The first U.N.-brokered meeting in the Swiss city will be "proximity talks" in which representatives of the government and opposition will gather separately, Kerry said on the sidelines of the World Economic Forum in Davos, Switzerland. The talks are tentatively planned to take place Monday, but diplomats say that could slip by up to a few days.

The cautious, step-by-step approach points to the delicate task faced by U.N. Special Envoy for Syria Staffan de Mistura, who is eager to make concrete progress toward ending the nearly five-year-old war that has claimed more than 250,000 lives, displaced millions and given an opening to the extremist Islamic State group to seize land.

The intra-Syrian talks also come against the backdrop of a string of recent battlefield victories by the government that have bolstered President Bashar Assad's hand and plunged the rebels into disarray, raising the prospect that the Geneva talks could become moot as the situation on the ground evolves.

"You are not going to have a situation where people are sitting down at the table staring at each other or shouting at each other," Kerry. "You're going to have to build some process here."

Such talks have fallen apart before: An attempt in Montreux, Switzerland, in January and February 2014 collapsed when the Syrian delegation refused to discuss Assad and branded the opposition terrorists. One of the major sticking points has been the list of invitees.

In an interview Wednesday with The Associated Press, Foreign Minister Javad Zarif of Iran -- a strong backer of Assad -- said he hadn't seen a final list of expected attendees. Also on hand in Davos on Thursday, Ahmet Davutoglu, prime minister of Syria's neighbour Turkey, said the "only criteria" was that "there should not be representation of terrorist groups."

Kerry said de Mistura probably would not send the invitations until Sunday.

"I think what will happen is that on Monday there will be some discussions but I would say by Tuesday or Wednesday people will be able to get there. We just see this as logistical," he told a small group of reporters in Davos.
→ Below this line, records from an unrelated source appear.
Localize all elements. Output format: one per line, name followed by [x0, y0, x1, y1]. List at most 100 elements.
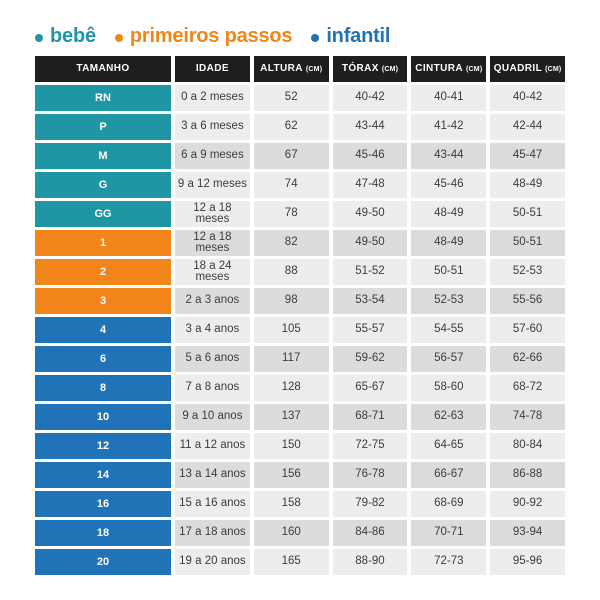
quadril-cell: 40-42 — [490, 85, 565, 111]
age-cell: 3 a 6 meses — [175, 114, 250, 140]
age-cell: 17 a 18 anos — [175, 520, 250, 546]
quadril-cell: 48-49 — [490, 172, 565, 198]
cintura-cell: 62-63 — [411, 404, 487, 430]
column-header-label: CINTURA — [415, 63, 463, 74]
torax-cell: 59-62 — [332, 346, 408, 372]
size-cell: 10 — [35, 404, 171, 430]
age-cell: 11 a 12 anos — [175, 433, 250, 459]
altura-cell: 156 — [253, 462, 329, 488]
bullet-icon — [311, 33, 320, 42]
cintura-cell: 48-49 — [411, 230, 487, 256]
column-header-unit: (CM) — [305, 65, 323, 73]
column-header-cintura: CINTURA (CM) — [411, 56, 487, 82]
quadril-cell: 55-56 — [490, 288, 565, 314]
legend-item-bebe: bebê — [35, 25, 96, 48]
age-cell: 0 a 2 meses — [175, 85, 250, 111]
age-cell: 12 a 18 meses — [175, 230, 250, 256]
quadril-cell: 52-53 — [490, 259, 565, 285]
cintura-cell: 68-69 — [411, 491, 487, 517]
cintura-cell: 64-65 — [411, 433, 487, 459]
bullet-icon — [35, 33, 43, 42]
column-header-unit: (CM) — [545, 65, 562, 73]
quadril-cell: 90-92 — [490, 491, 565, 517]
column-header-size: TAMANHO — [35, 56, 171, 82]
torax-cell: 53-54 — [332, 288, 408, 314]
torax-cell: 72-75 — [332, 433, 408, 459]
quadril-cell: 74-78 — [490, 404, 565, 430]
cintura-cell: 48-49 — [411, 201, 487, 227]
torax-cell: 76-78 — [332, 462, 408, 488]
size-cell: M — [35, 143, 171, 169]
cintura-cell: 41-42 — [411, 114, 487, 140]
quadril-cell: 86-88 — [490, 462, 565, 488]
cintura-cell: 40-41 — [411, 85, 487, 111]
cintura-cell: 43-44 — [411, 143, 487, 169]
torax-cell: 88-90 — [332, 549, 408, 575]
quadril-cell: 57-60 — [490, 317, 565, 343]
column-header-unit: (CM) — [466, 65, 483, 73]
size-cell: 18 — [35, 520, 171, 546]
age-cell: 12 a 18 meses — [175, 201, 250, 227]
torax-cell: 40-42 — [332, 85, 408, 111]
size-cell: 6 — [35, 346, 171, 372]
altura-cell: 62 — [253, 114, 329, 140]
altura-cell: 105 — [253, 317, 329, 343]
cintura-cell: 66-67 — [411, 462, 487, 488]
age-cell: 6 a 9 meses — [175, 143, 250, 169]
cintura-cell: 45-46 — [411, 172, 487, 198]
quadril-cell: 68-72 — [490, 375, 565, 401]
legend-label-bebe: bebê — [50, 25, 96, 47]
legend: bebê primeiros passos infantil — [35, 25, 390, 48]
column-header-label: QUADRIL — [493, 63, 543, 74]
column-header-label: TAMANHO — [76, 63, 130, 74]
cintura-cell: 52-53 — [411, 288, 487, 314]
quadril-cell: 95-96 — [490, 549, 565, 575]
size-cell: 12 — [35, 433, 171, 459]
age-cell: 7 a 8 anos — [175, 375, 250, 401]
cintura-cell: 50-51 — [411, 259, 487, 285]
column-header-label: ALTURA — [260, 63, 303, 74]
size-cell: 16 — [35, 491, 171, 517]
size-chart-table: TAMANHO IDADE ALTURA (CM) TÓRAX (CM) CINTURA (C… — [35, 56, 565, 575]
quadril-cell: 80-84 — [490, 433, 565, 459]
column-header-label: IDADE — [195, 63, 229, 74]
column-header-label: TÓRAX — [341, 63, 379, 74]
size-cell: 4 — [35, 317, 171, 343]
torax-cell: 47-48 — [332, 172, 408, 198]
torax-cell: 65-67 — [332, 375, 408, 401]
altura-cell: 150 — [253, 433, 329, 459]
size-cell: P — [35, 114, 171, 140]
torax-cell: 51-52 — [332, 259, 408, 285]
age-cell: 18 a 24 meses — [175, 259, 250, 285]
cintura-cell: 72-73 — [411, 549, 487, 575]
altura-cell: 82 — [253, 230, 329, 256]
cintura-cell: 58-60 — [411, 375, 487, 401]
torax-cell: 49-50 — [332, 230, 408, 256]
age-cell: 9 a 10 anos — [175, 404, 250, 430]
column-header-quadril: QUADRIL (CM) — [490, 56, 565, 82]
torax-cell: 43-44 — [332, 114, 408, 140]
age-cell: 2 a 3 anos — [175, 288, 250, 314]
legend-item-infantil: infantil — [311, 25, 390, 48]
torax-cell: 55-57 — [332, 317, 408, 343]
age-cell: 5 a 6 anos — [175, 346, 250, 372]
size-cell: 1 — [35, 230, 171, 256]
quadril-cell: 50-51 — [490, 201, 565, 227]
altura-cell: 88 — [253, 259, 329, 285]
altura-cell: 52 — [253, 85, 329, 111]
cintura-cell: 54-55 — [411, 317, 487, 343]
legend-label-infantil: infantil — [326, 25, 391, 47]
torax-cell: 49-50 — [332, 201, 408, 227]
legend-item-primeiros-passos: primeiros passos — [114, 25, 293, 48]
altura-cell: 128 — [253, 375, 329, 401]
torax-cell: 68-71 — [332, 404, 408, 430]
age-cell: 15 a 16 anos — [175, 491, 250, 517]
column-header-altura: ALTURA (CM) — [253, 56, 329, 82]
quadril-cell: 45-47 — [490, 143, 565, 169]
altura-cell: 165 — [253, 549, 329, 575]
size-cell: 2 — [35, 259, 171, 285]
column-header-unit: (CM) — [381, 65, 399, 73]
column-header-age: IDADE — [175, 56, 250, 82]
quadril-cell: 42-44 — [490, 114, 565, 140]
quadril-cell: 50-51 — [490, 230, 565, 256]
Kerry, who met with Russian Foreign Minister Sergey Lavrov in Zurich on Wednesday and then briefly with Zarif in Davos, will be travelling to Saudi Arabia over the weekend for talks with Saudi officials on how to push forward the political process.

He said he believed current tensions between Iran and Saudi Arabia, inflamed by the Saudi execution of a prominent Shiite cleric that sparked the sacking of the Saudi embassy in Tehran, would not affect the Syria talks. And he noted that Iran's supreme leader, Ayatollah Ali Khamenei, had on Wednesday apologized for the attack on the embassy.

"The supreme leader went to the extraordinary length of actually apologizing yesterday," Kerry said. "That is very significant and I hope people will recognize that in today's context, measured against where we've been, that's a huge step."